Genetic studies in mice point to a protein called POU6F2, which can modulate corneal thickness, as a possible risk factor for glaucoma in humans, report Eldon Geisert of Emory University, and colleagues, January 25th in PLOS Genetics.
Glaucoma comprises a group of eye diseases that cause pressure to build up in the eye, which damages the optic nerve and ultimately leads to blindness. Multiple risk factors and underlying mutations contribute to glaucoma, but the best-known risk factor is having a thin cornea. Geisert and colleagues investigated genes that affect corneal thickness using strains of specially bred mice. They then compared genetic variants that lead to thin corneas in mice, to genes that increase a person’s risk of a common type of glaucoma, called primary open angle glaucoma.
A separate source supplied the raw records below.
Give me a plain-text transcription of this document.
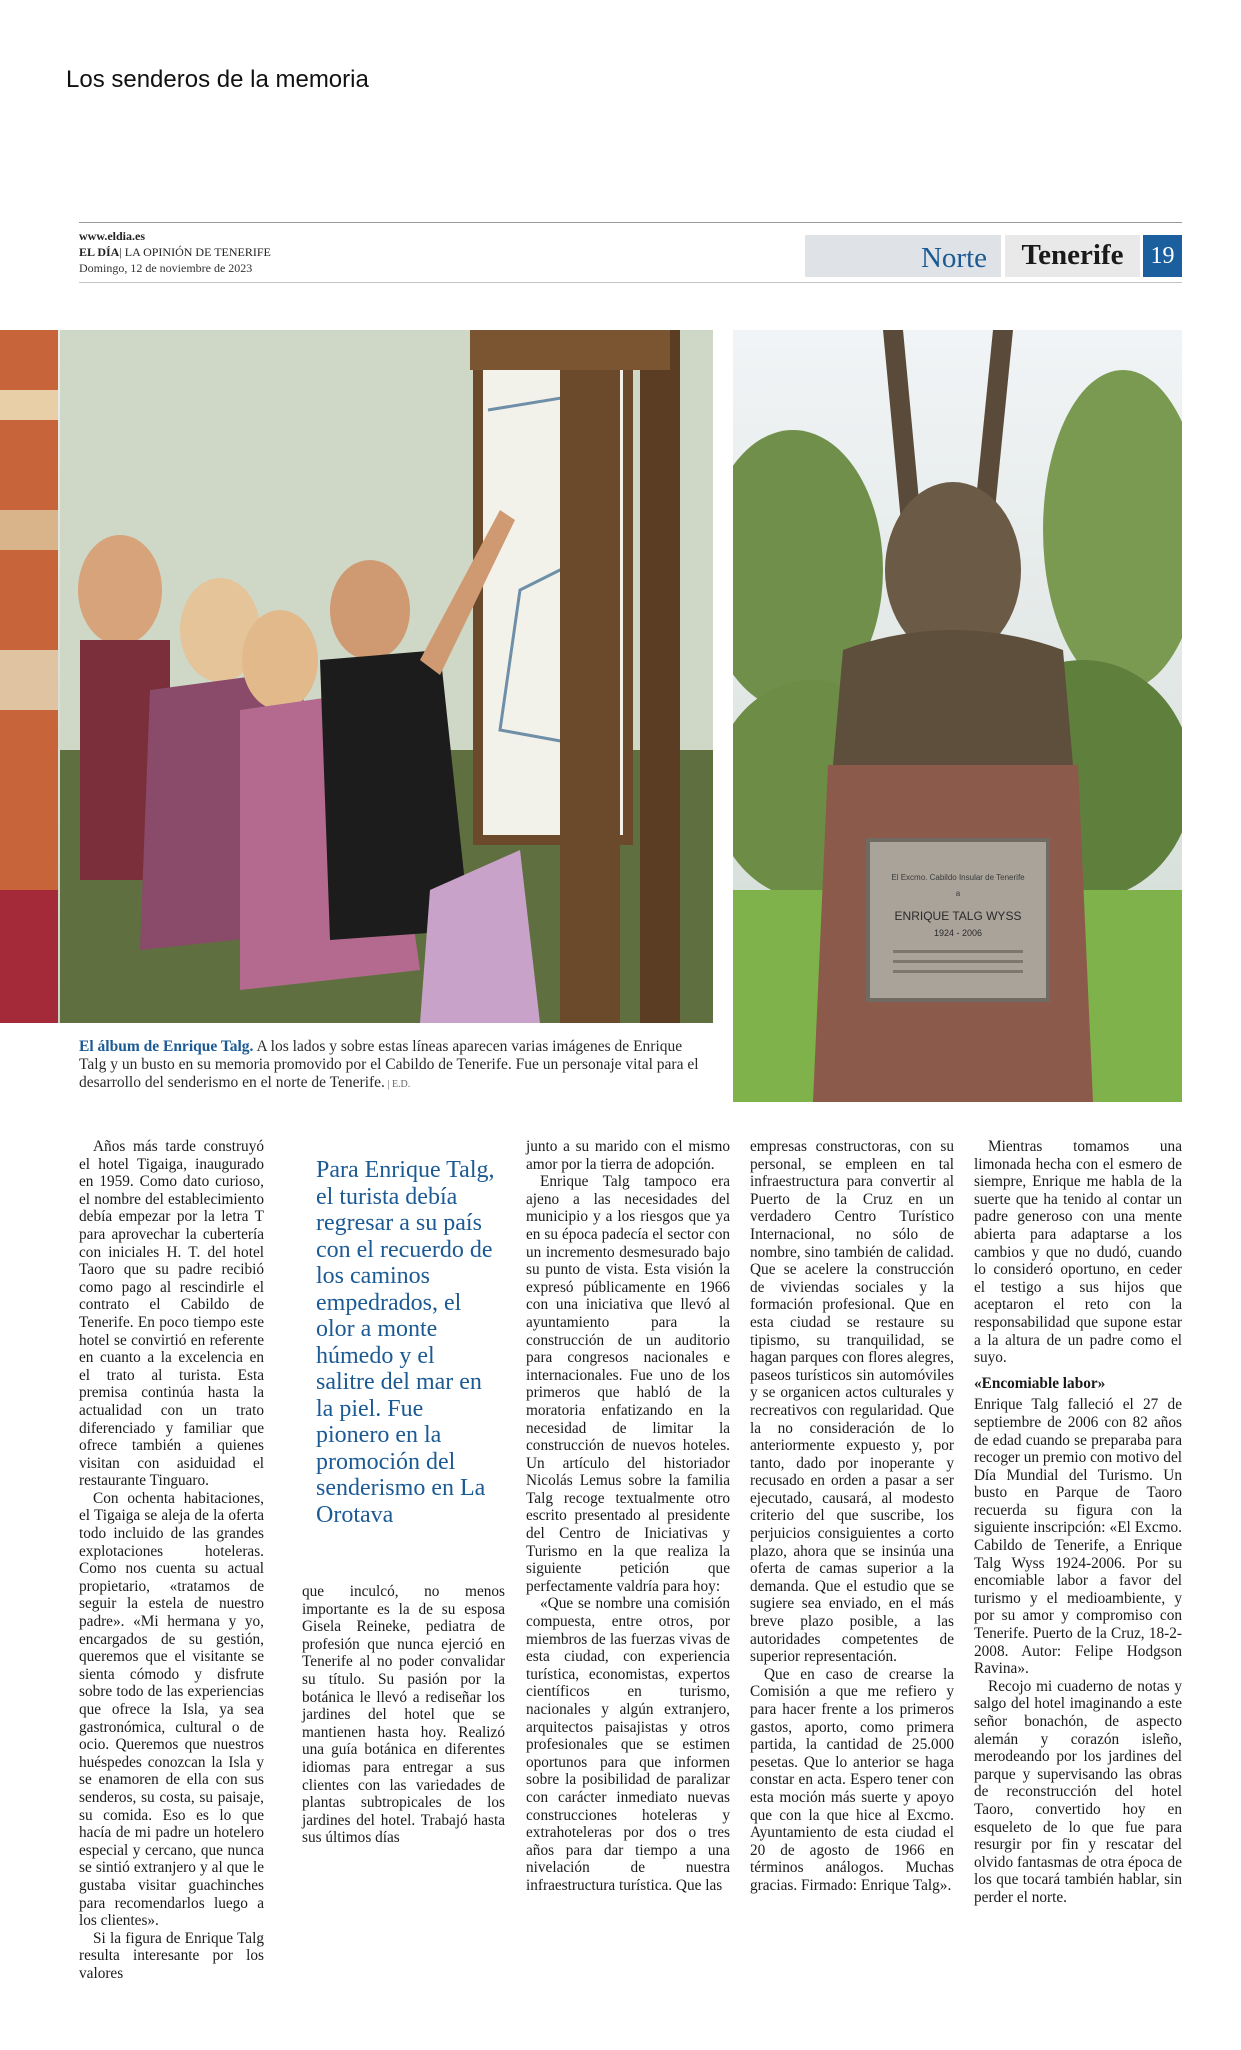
Los senderos de la memoria
www.eldia.es
EL DÍA| LA OPINIÓN DE TENERIFE
Domingo, 12 de noviembre de 2023	Norte	Tenerife	19
El Excmo. Cabildo Insular de Tenerife
a
ENRIQUE TALG WYSS
1924 - 2006
El álbum de Enrique Talg. A los lados y sobre estas líneas aparecen varias imágenes de Enrique Talg y un busto en su memoria promovido por el Cabildo de Tenerife. Fue un personaje vital para el desarrollo del senderismo en el norte de Tenerife. | E.D.

Años más tarde construyó el hotel Tigaiga, inaugurado en 1959. Como dato curioso, el nombre del establecimiento debía empezar por la letra T para aprovechar la cubertería con iniciales H. T. del hotel Taoro que su padre recibió como pago al rescindirle el contrato el Cabildo de Tenerife. En poco tiempo este hotel se convirtió en referente en cuanto a la excelencia en el trato al turista. Esta premisa continúa hasta la actualidad con un trato diferenciado y familiar que ofrece también a quienes visitan con asiduidad el restaurante Tinguaro.

Con ochenta habitaciones, el Tigaiga se aleja de la oferta todo incluido de las grandes explotaciones hoteleras. Como nos cuenta su actual propietario, «tratamos de seguir la estela de nuestro padre». «Mi hermana y yo, encargados de su gestión, queremos que el visitante se sienta cómodo y disfrute sobre todo de las experiencias que ofrece la Isla, ya sea gastronómica, cultural o de ocio. Queremos que nuestros huéspedes conozcan la Isla y se enamoren de ella con sus senderos, su costa, su paisaje, su comida. Eso es lo que hacía de mi padre un hotelero especial y cercano, que nunca se sintió extranjero y al que le gustaba visitar guachinches para recomendarlos luego a los clientes».

Si la figura de Enrique Talg resulta interesante por los valores

Para Enrique Talg, el turista debía regresar a su país con el recuerdo de los caminos empedrados, el olor a monte húmedo y el salitre del mar en la piel. Fue pionero en la promoción del senderismo en La Orotava

que inculcó, no menos importante es la de su esposa Gisela Reineke, pediatra de profesión que nunca ejerció en Tenerife al no poder convalidar su título. Su pasión por la botánica le llevó a rediseñar los jardines del hotel que se mantienen hasta hoy. Realizó una guía botánica en diferentes idiomas para entregar a sus clientes con las variedades de plantas subtropicales de los jardines del hotel. Trabajó hasta sus últimos días

junto a su marido con el mismo amor por la tierra de adopción.

Enrique Talg tampoco era ajeno a las necesidades del municipio y a los riesgos que ya en su época padecía el sector con un incremento desmesurado bajo su punto de vista. Esta visión la expresó públicamente en 1966 con una iniciativa que llevó al ayuntamiento para la construcción de un auditorio para congresos nacionales e internacionales. Fue uno de los primeros que habló de la moratoria enfatizando en la necesidad de limitar la construcción de nuevos hoteles. Un artículo del historiador Nicolás Lemus sobre la familia Talg recoge textualmente otro escrito presentado al presidente del Centro de Iniciativas y Turismo en la que realiza la siguiente petición que perfectamente valdría para hoy:

«Que se nombre una comisión compuesta, entre otros, por miembros de las fuerzas vivas de esta ciudad, con experiencia turística, economistas, expertos científicos en turismo, nacionales y algún extranjero, arquitectos paisajistas y otros profesionales que se estimen oportunos para que informen sobre la posibilidad de paralizar con carácter inmediato nuevas construcciones hoteleras y extrahoteleras por dos o tres años para dar tiempo a una nivelación de nuestra infraestructura turística. Que las

empresas constructoras, con su personal, se empleen en tal infraestructura para convertir al Puerto de la Cruz en un verdadero Centro Turístico Internacional, no sólo de nombre, sino también de calidad. Que se acelere la construcción de viviendas sociales y la formación profesional. Que en esta ciudad se restaure su tipismo, su tranquilidad, se hagan parques con flores alegres, paseos turísticos sin automóviles y se organicen actos culturales y recreativos con regularidad. Que la no consideración de lo anteriormente expuesto y, por tanto, dado por inoperante y recusado en orden a pasar a ser ejecutado, causará, al modesto criterio del que suscribe, los perjuicios consiguientes a corto plazo, ahora que se insinúa una oferta de camas superior a la demanda. Que el estudio que se sugiere sea enviado, en el más breve plazo posible, a las autoridades competentes de superior representación.

Que en caso de crearse la Comisión a que me refiero y para hacer frente a los primeros gastos, aporto, como primera partida, la cantidad de 25.000 pesetas. Que lo anterior se haga constar en acta. Espero tener con esta moción más suerte y apoyo que con la que hice al Excmo. Ayuntamiento de esta ciudad el 20 de agosto de 1966 en términos análogos. Muchas gracias. Firmado: Enrique Talg».

Mientras tomamos una limonada hecha con el esmero de siempre, Enrique me habla de la suerte que ha tenido al contar un padre generoso con una mente abierta para adaptarse a los cambios y que no dudó, cuando lo consideró oportuno, en ceder el testigo a sus hijos que aceptaron el reto con la responsabilidad que supone estar a la altura de un padre como el suyo.

«Encomiable labor»

Enrique Talg falleció el 27 de septiembre de 2006 con 82 años de edad cuando se preparaba para recoger un premio con motivo del Día Mundial del Turismo. Un busto en Parque de Taoro recuerda su figura con la siguiente inscripción: «El Excmo. Cabildo de Tenerife, a Enrique Talg Wyss 1924-2006. Por su encomiable labor a favor del turismo y el medioambiente, y por su amor y compromiso con Tenerife. Puerto de la Cruz, 18-2-2008. Autor: Felipe Hodgson Ravina».

Recojo mi cuaderno de notas y salgo del hotel imaginando a este señor bonachón, de aspecto alemán y corazón isleño, merodeando por los jardines del parque y supervisando las obras de reconstrucción del hotel Taoro, convertido hoy en esqueleto de lo que fue para resurgir por fin y rescatar del olvido fantasmas de otra época de los que tocará también hablar, sin perder el norte.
The researchers identified a transcription factor called POU6F2, which is found in developing nerve cells in the retina and corneal cells in mice.
When they removed the gene that codes for POU6F2, the affected mice had thinner corneas than normal mice. Additionally, POU6F2 appears to help regulate the developing cornea and may also be responsible, in part, for the keeping the cornea healthy by regulating corneal stem cells in adult mice.
Overall, the new study suggests that genetic variations in the gene that codes for POU6F2 may affect the structure of the eye and increase a person’s risk of glaucoma, but additional studies will be needed to describe the exact mechanism. Finding a genetic link between glaucoma and thin corneas has been difficult because while both traits run in families, a complicated mix of multiple genes and environmental conditions contribute to these complex traits. The role of POU6F2 in corneal development and thickness in mice, however, points to the gene as a possible risk factor for glaucoma in humans that deserves further investigation.
Eldon E. Geisert adds: “Glaucoma is a complex disease with many genetic and environmental factor influencing the patient population. Previous work by collaborators at Harvard and Duke identified many of these genetic factors; however, we currently only can account for approximately 7% of the genetic risk for glaucoma. We chose to use a well-defined mouse system to define genetic elements that can be directly related to human disease. It is our hope that defining this link between central corneal thickness and glaucoma will aid in early detection of glaucoma and eventually treatments to halt the progression of this disease.”